As an added bonus, something to get moms and their newborns started on the right path, the bill also stipulates that anyone eligible for Medicaid under the new 12-month postpartum provision would also be eligible for a waiver of tuition and registration fees at North Carolina community colleges. 

“If someone goes to one of our community college system schools through a special program like this, the state would reimburse the school for the cost of that tuition,” Corbin said. “With the community colleges, there’s no room-and-board, so it’s not a huge cost to the state. It’s only tuition. We felt like that was a reasonable thing to do.”

Mark Pless, who represents Haywood, Madison and Yancy counties in the N.C. House, said he’d support the bill if it makes it from the Senate to the House. 

“I think it’s a good idea.

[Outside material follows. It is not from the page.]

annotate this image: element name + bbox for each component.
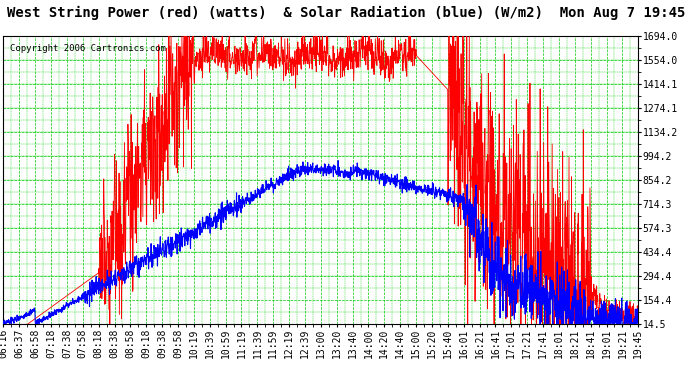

I know a lot of times what happens especially with young girls, they end up having a baby, the baby gets Medicaid and the mom ceases to have any kind of care,” Pless said. “Just from an ongoing medical care and a mental health perspective, I think it would be great to be able to do that for that first year so that the moms, especially if they’re having issues, they can get care instead of staying home.”

Swain, Jackson and Haywood Rep. Mike Clampitt said that he was interested in Corbin’s proposal as well. 

“We have talked somewhat about that,” Clampitt said. “We’ll see where it goes. His background is insurance, which is a good thing. And that’s the thing about the House of Representatives, all of us bring something to the table from our life experience. Mine was public safety. If he sees a way that we could have cost savings without being burdensome to the state and we can provide coverage for more people, I’m all about it.”

Rep. Karl Gillespie, who represents Cherokee, Clay, Graham and Macon counties, likes the idea of the postpartum expansion, but as a former trustee at Southwestern Community College seems to like the educational component of the bill even more. 

“Everybody knows how I support community colleges,” said Gillespie, who filed a bill that would allow residents in Georgia’s border counties to qualify for in-state tuition at Murphy’s Tri-County Community College. “I believe in the community college system. I think this is an excellent component. It gives that mom an opportunity to go to school where maybe she wouldn’t have been able to, so she can create a better life for herself.”